Responsible Business

  • The philosophy of responsible business is based on the principle of business being accountable to all its stakeholders towards global developments which are increasingly seeking businesses to be responsible and sustainable towards their environment and society.
  • In light of ever-increasing global challenges relating to climate change, environmental risks, growing inequality, etc., business leaders have been compelled, and have also found it to be in their interest, to reimagine the role of businesses in the society and not view them merely as economic units for generating wealth.
  • The performance of a company must be measured not only on the return to shareholders, but also on how it achieves its environmental, social, and good governance objectives.

Source: IE


Important Facts For Prelims

N.V. Ramana: 48th Chief Justice of India

Why in News

N.V. Ramana, the senior most judge of the Supreme Court, has been recommended as the next top judge by the present Chief Justice of India (S A Bobde).

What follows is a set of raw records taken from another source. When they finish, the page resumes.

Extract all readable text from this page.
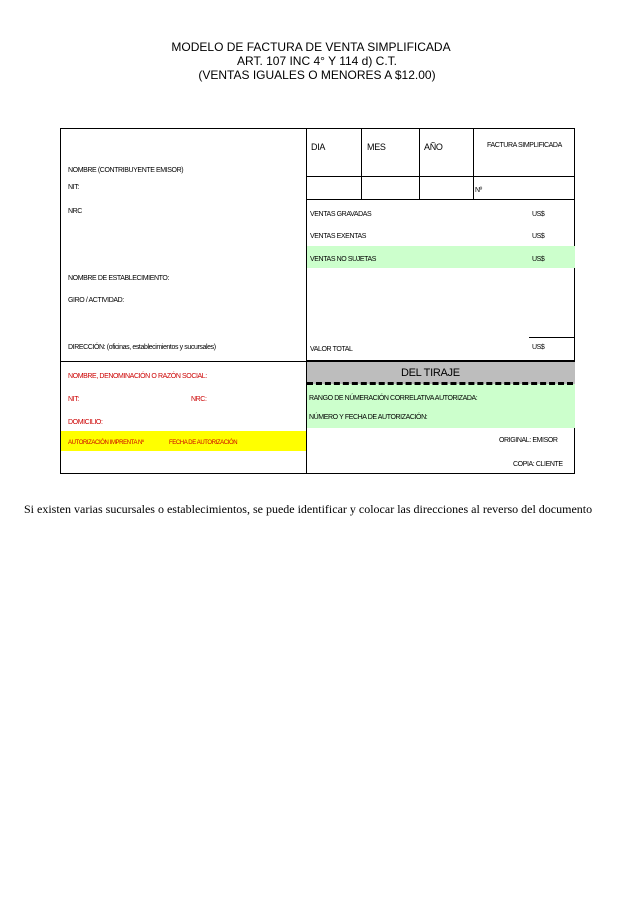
MODELO DE FACTURA DE VENTA SIMPLIFICADA
ART. 107 INC 4° Y 114 d) C.T.
(VENTAS IGUALES O MENORES A $12.00)
DIA	MES	AÑO	FACTURA SIMPLIFICADA
Nº
VENTAS GRAVADAS	US$
VENTAS EXENTAS	US$
VENTAS NO SUJETAS	US$
VALOR TOTAL	US$
DEL TIRAJE
RANGO DE NÚMERACIÓN CORRELATIVA AUTORIZADA:
NÚMERO Y FECHA DE AUTORIZACIÓN:
ORIGINAL: EMISOR
COPIA: CLIENTE
NOMBRE (CONTRIBUYENTE EMISOR)
NIT:
NRC
NOMBRE DE ESTABLECIMIENTO:
GIRO / ACTIVIDAD:
DIRECCIÓN: (oficinas, establecimientos y sucursales)
NOMBRE, DENOMINACIÓN O RAZÓN SOCIAL:
NIT:	NRC:
DOMICILIO:
AUTORIZACIÓN IMPRENTA Nº	FECHA DE AUTORIZACIÓN
Si existen varias sucursales o establecimientos, se puede identificar y colocar las direcciones al reverso del documento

  • Justice Ramana will take over as the 48th Chief Justice of India (CJI) from 24th April 2021. He would be the CJI till 26th August, 2022.

Key Points

  • Appointment of the CJI:
    • The Chief Justice of India and the Judges of the Supreme Court (SC) are appointed by the President under clause (2) of Article 124 of the Constitution.
    • As far as the CJI is concerned, the outgoing CJI recommends his successor.
      • The Union Law Minister forwards the recommendation to the Prime Minister who, in turn, advises the President.
    • SC in the Second Judges Case (1993), ruled that the senior most judge of the Supreme Court should alone be appointed to the office of the CJI.
    • The Supreme Court collegium is headed by the Chief Justice of India and comprises four other senior most judges of the court.
      • The collegium system is the system of appointment and transfer of judges that has evolved through judgments of the Supreme Court (Judges Cases), and not by an Act of Parliament or by a provision of the Constitution.
  • Administrative Powers of CJI (Master of Roster):
    • It is common to refer to the office as primus inter pares – first amongst equals.
    • Besides his adjudicatory role, the CJI also plays the role of the administrative head of the Court.
    • In his administrative capacity, the Chief Justice exercises the prerogative of allocating cases to particular benches.
    • The Chief Justice also decides the number of judges that will hear a case.
      • Thus, he can influence the result by simply choosing judges that he thinks may favour a particular outcome.
    • Such administrative powers can be exercised without collegial consensus, and without any stated reasons.